Lord in your mercy; hear our prayer.


Good Shepherd of the sheep, we pray for the weak and vulnerable, for those who must live depending on others for every need, and for those who are bullied, or constantly despised. We pray for a greater reverence, one for another, for a greater willingness to uphold and encourage one another; we pray for healing and wholeness.

We remember the sick and suffering in the parish and beyond, all those recovering from and awaiting surgery and we ask God’s blessing and comfort on them. We pray for Susan, a much loved sister of Penny, Ken and Diane, Derrek and Linda, Sue, Kate, Martin and Liz.

Lord in your mercy; hear our prayer.


We pray for those who have died; we pray for all who are grieving for loved ones and find it difficult to cope with the great sorrow and loss they feel; we commend their loved ones to your unfailing care which lasts throughout this life and on into eternity.

Lord in your mercy; hear our prayer.



Good Shepherd of the sheep, we give you thanks that in you we are able to live through good and ill with abundance of life.
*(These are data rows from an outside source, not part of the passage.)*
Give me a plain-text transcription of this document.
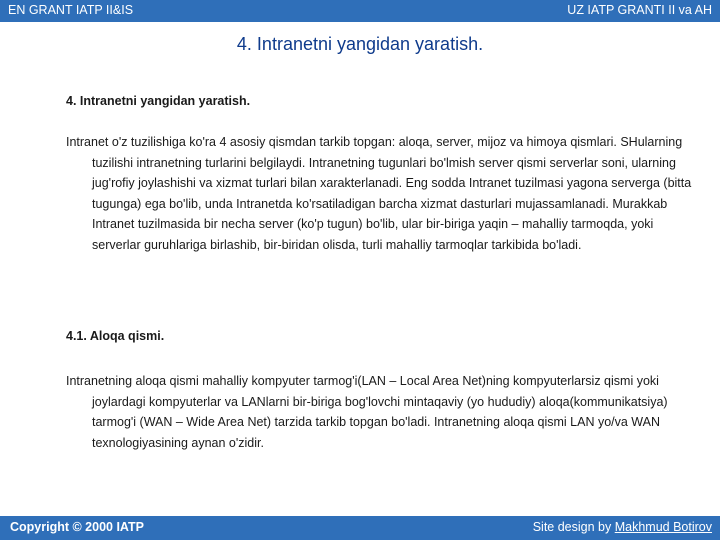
EN GRANT IATP II&IS	UZ IATP GRANTI II va AH
4. Intranetni yangidan yaratish.
4. Intranetni yangidan yaratish.
Intranet o'z tuzilishiga ko'ra 4 asosiy qismdan tarkib topgan: aloqa, server, mijoz va himoya qismlari. SHularning tuzilishi intranetning turlarini belgilaydi. Intranetning tugunlari bo'lmish server qismi serverlar soni, ularning jug'rofiy joylashishi va xizmat turlari bilan xarakterlanadi. Eng sodda Intranet tuzilmasi yagona serverga (bitta tugunga) ega bo'lib, unda Intranetda ko'rsatiladigan barcha xizmat dasturlari mujassamlanadi. Murakkab Intranet tuzilmasida bir necha server (ko'p tugun) bo'lib, ular bir-biriga yaqin – mahalliy tarmoqda, yoki serverlar guruhlariga birlashib, bir-biridan olisda, turli mahalliy tarmoqlar tarkibida bo'ladi.
4.1. Aloqa qismi.
Intranetning aloqa qismi mahalliy kompyuter tarmog'i(LAN – Local Area Net)ning kompyuterlarsiz qismi yoki joylardagi kompyuterlar va LANlarni bir-biriga bog'lovchi mintaqaviy (yo hududiy) aloqa(kommunikatsiya) tarmog'i (WAN – Wide Area Net) tarzida tarkib topgan bo'ladi. Intranetning aloqa qismi LAN yo/va WAN texnologiyasining aynan o'zidir.
Copyright © 2000 IATP	Site design by Makhmud Botirov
Merciful Father, accept these prayers for the sake of your Son, our Saviour, Jesus Christ.  Amen.


Gathering our prayers and praises into one,

let us pray with confidence as our risen Lord taught us;


Our Father, who art in heaven, hallowed be thy name; thy kingdom come; thy will be done on earth as it is in heaven.

Give us this day our daily bread. And forgive us our trespasses,

As we forgive those who trespass against us. And lead us not into temptation; but deliver us from evil. For thine is the kingdom,

the power and the glory, for ever and ever. Amen.


The Peace

The risen Christ came and stood among his disciples

and said, ‘Peace be with you.’

Then they were glad when they saw the risen Lord.

Alleluia!  May the peace of the risen Lord be always with us.



May the light of Christ surround us,

may the Love of God enfold us,

may the presence of God watch over us,

may the power of God protect us and those whom we love, 

and may we never forget that wherever we are, God is also.  Amen.